Friday 13 September 2019

Interview with Sarah Pierce, the new BSBI Ireland Officer

Sarah at her PhD study site at Silwood Park
Image courtesy of S. Pierce
BSBI welcomed a new Ireland Officer earlier this year, after Maria Long – who had been in post since 2012 – left us for a full-time post with Ireland’s National Parks & Wildlife Service. 

Sarah Pierce has taken over in the role and now that she’s had a couple of months to settle in to her new position, I thought I’d take the opportunity to interview her:

LM: So Sarah, welcome to BSBI! Would you like to tell us a bit about yourself and what you were doing before you joined us?

Sarah surveying pines
in central Mexico
Image: Markus Eichhorn
SP: Where to start? I’m an American who lived in England for 12 years and moved to Ireland last year. I’ve always been a nature-lover and have been fortunate enough to do field work in lots of different habitats around the world, looking at reptiles, birds, and mammals as well as plants. 

My interest in botany was sparked during my undergraduate studies in the US, but my botanical skills really improved when I did a PhD focusing on the effects of climate change on a grassland study system at Imperial College’s Silwood Park campus...

LM: Ooh sorry to interrupt but… Silwood Park? Did you study under Prof. Mick Crawley, the co-author (with Clive Stace) of the New Naturalist ‘Aliens’ book, the man behind the Daffodil Key, the Snowdrop Key…  ?

SP: Mick wasn't my supervisor, but I definitely asked for help with grass ID on more than one occasion! It was great to have someone so knowledgeable and approachable on hand.

Sarah leading an OPAL water survey
Image courtesy of Nature in Mind
LM: I’ll bet it was! And your PhD sounds really interesting too. So what did you do after that?

SP: Following my PhD, I worked as a Community Scientist on the Open Air Laboratories (OPAL) citizen science project at the University of Nottingham. That gave me the chance to help thousands of people get more engaged with nature and introduce them to simple methods of ecological recording. 

Then, last summer my son was born and my family moved to Ireland. I’ve spent the last year settling in and getting to know my new home.

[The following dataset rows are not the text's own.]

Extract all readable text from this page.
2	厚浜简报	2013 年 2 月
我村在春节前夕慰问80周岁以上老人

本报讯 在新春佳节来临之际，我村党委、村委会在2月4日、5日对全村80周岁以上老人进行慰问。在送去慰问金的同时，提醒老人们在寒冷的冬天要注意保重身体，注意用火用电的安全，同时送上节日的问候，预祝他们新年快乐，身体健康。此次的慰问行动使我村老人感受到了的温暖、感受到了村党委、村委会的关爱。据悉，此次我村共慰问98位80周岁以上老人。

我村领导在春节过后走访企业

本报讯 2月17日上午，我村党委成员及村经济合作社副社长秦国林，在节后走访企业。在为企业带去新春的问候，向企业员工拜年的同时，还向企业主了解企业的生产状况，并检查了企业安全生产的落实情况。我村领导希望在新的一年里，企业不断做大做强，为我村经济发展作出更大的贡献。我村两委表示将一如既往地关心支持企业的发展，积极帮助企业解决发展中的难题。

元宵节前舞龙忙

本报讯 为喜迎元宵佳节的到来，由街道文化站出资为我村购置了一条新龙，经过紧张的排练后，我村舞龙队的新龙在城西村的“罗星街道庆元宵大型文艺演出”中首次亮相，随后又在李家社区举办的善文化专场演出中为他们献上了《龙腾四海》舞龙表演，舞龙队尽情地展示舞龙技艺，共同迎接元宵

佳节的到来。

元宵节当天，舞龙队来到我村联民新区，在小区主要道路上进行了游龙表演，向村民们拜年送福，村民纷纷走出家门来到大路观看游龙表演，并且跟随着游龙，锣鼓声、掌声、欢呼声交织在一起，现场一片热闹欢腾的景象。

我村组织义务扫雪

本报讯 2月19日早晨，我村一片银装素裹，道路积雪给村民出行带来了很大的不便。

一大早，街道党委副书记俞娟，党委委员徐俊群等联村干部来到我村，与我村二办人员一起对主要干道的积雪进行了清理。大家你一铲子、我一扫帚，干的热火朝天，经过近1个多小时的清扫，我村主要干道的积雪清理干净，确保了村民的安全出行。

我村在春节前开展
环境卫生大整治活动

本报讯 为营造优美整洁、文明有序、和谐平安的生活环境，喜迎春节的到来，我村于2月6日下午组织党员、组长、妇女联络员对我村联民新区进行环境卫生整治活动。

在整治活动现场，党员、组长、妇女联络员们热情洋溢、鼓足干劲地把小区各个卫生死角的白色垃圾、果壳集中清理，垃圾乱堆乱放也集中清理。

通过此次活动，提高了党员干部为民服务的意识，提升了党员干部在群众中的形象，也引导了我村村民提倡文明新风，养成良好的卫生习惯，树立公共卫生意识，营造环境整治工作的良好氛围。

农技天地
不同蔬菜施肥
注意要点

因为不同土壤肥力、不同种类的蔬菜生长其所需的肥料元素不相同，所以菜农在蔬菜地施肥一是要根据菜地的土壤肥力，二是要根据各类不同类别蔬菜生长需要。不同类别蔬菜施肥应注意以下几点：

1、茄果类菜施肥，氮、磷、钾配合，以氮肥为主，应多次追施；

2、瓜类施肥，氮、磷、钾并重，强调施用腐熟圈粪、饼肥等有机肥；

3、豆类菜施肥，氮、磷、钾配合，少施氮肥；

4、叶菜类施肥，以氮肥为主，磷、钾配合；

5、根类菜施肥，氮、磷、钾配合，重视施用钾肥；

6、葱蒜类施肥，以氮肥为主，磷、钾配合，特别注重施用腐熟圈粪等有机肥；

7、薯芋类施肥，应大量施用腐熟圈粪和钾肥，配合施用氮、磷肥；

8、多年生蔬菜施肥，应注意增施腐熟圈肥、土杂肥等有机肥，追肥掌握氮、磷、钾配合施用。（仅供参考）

LM: So you have experience of botanising in England and are now getting to know Ireland! 

I understand you’ll be splitting your time as Ireland Officer between Dublin and Cork? That will give you a chance to see lots of different plants!

Sarah on an Aquatic
Plant Project training day
Image: Edwina Cole
SP: That’s right. I’ll mostly be working from home in Cork but will be based at the National Botanic Gardens in Dublin a couple of days per month. 

I’ll also be travelling around Ireland when I can to join recording trips and other events. I’ve managed a few recording days in the south and midlands so far but will be looking to join events in other regions soon.

LM: So now you are BSBI’s Ireland Officer and I guess you’ve been thrown in at the deep end – if you’ll forgive the pun – as the Aquatic Plant Project is now well underway! I know Paul Green is at the helm but I imagine there’s quite a lot of work for you to do there?

SP:  Paul has done a great job getting the project off the ground in a really short amount of time! I’ve been helping on the administrative side of things, which has taken a fair amount of time, but I’m just excited to see that it’s been such a success!

Sarah at Cronohill with members of
the Cork local recording group
Image: Finbarr Wallace
LM: Are you finding time to get out in the field or is it office work all the way?

SP: It has been mostly office work so far, but I am trying to get out when I can. 

I managed to join the field meeting in Youghal in July, which was a lot of fun. In August, I met up with the Cork local group for a recording day at Cronohil and I had the chance to survey a beautiful site in Kerry for Hammarbya paludosa (Bog Orchid), which was a first for me. 

I also joined a couple of the Aquatic Plant Project days in the Midlands. 

It was wonderful to get involved after spending so much time on the organising side, and Nick Stewart is a great teacher!

LM: So what else is in your work programme for the next few months?

Sarah and recorders on 
an Aquatic Plant Project
training day
Image: Edwina Cole
SP: The next big thing is the Irish Autumn Meeting, scheduled for 21 September, which should be a really fantastic day and I’m hoping will give me a chance to meet a lot more of our Irish members and County Recorders

I’ll be doing what I can to support our County Recorders in the final push for Atlas 2020, and sorting out a few rare plant surveys too. I’m also looking to revamp the BSBI Ireland webpage, and of course keep on top of our social media accounts. There’s plenty to keep me busy!

LM: And people will be able to follow you on social media, whether on Twitter or on the BSBI Ireland Facebook pages.

SP: That’s right! I’m tweeting from @BSBI_Ireland, and the BSBI Ireland Facebook page, @IrishSectionBSBI, is updated by number of amazing volunteers as well as me.

LM: Well good luck, keep us posted on how you’re getting on and once again – welcome to the BSBI!

SP: Thank you very much! I’m very happy to be here!